The government they established, as the result of the revolution they won, was a liberal government in every feature. It secured on the eternal basis of order the eternal principle of human freedom. Ever since it went into operation its effects have been beneficent. No citizen under it has ever had reason to complain of it; no foreign nation has ever been plundered or wronged by it; and the friends of liberty have always made it their model in the formation of new and free communities.

But it is against this wise, this upright, this inoffensive, this beneficent government that the southern rebels have taken their stand. They have done it, not in the interest of general humanity, but of a domestic despotism. Their end is not to unloose any chains from anybody’s limbs, but to rivet them the firmer on a poor, helpless and despised race. Their motto is not liberty, but slavery. Their scheme is, not to extend the principles of popular government, but to build up a vast slaveholding military tyranny. Throughout the world their conduct excites no approval, but provokes rather odium and disgrace. No nation will ever hail them as benefactors, no individual of a long posterity ever rise up to call them blessed.

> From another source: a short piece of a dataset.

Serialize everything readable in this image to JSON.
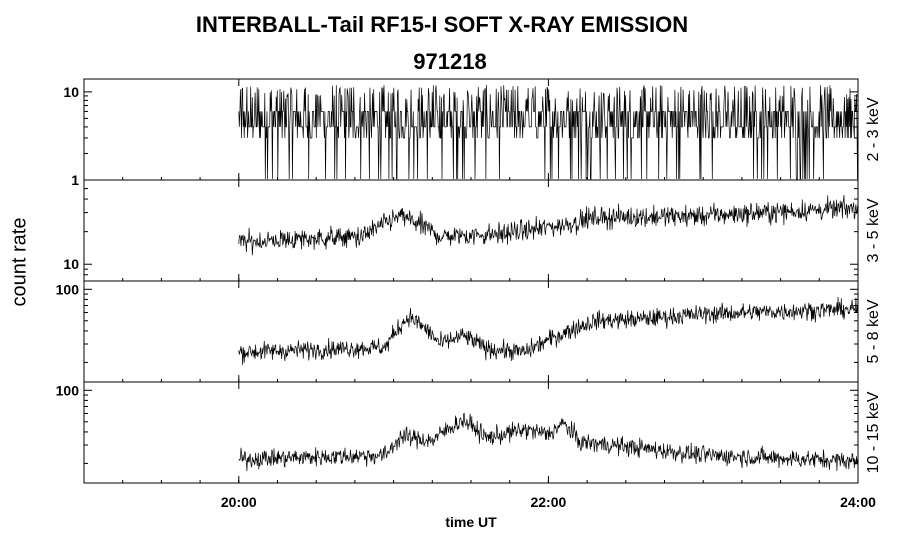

When Mr. Davis, then, compares his position with that of the fathers of the republic, he either wilfully falsifies history, or is made insane by a rotten conceit. He and his confederates are no more like Washington and his compeers than a Chimpanzee stealing an African baby is like Columbus discovering a new continent. We wonder, while he spoke, that the ghosts of those illustrious men did not cry shame from their graves.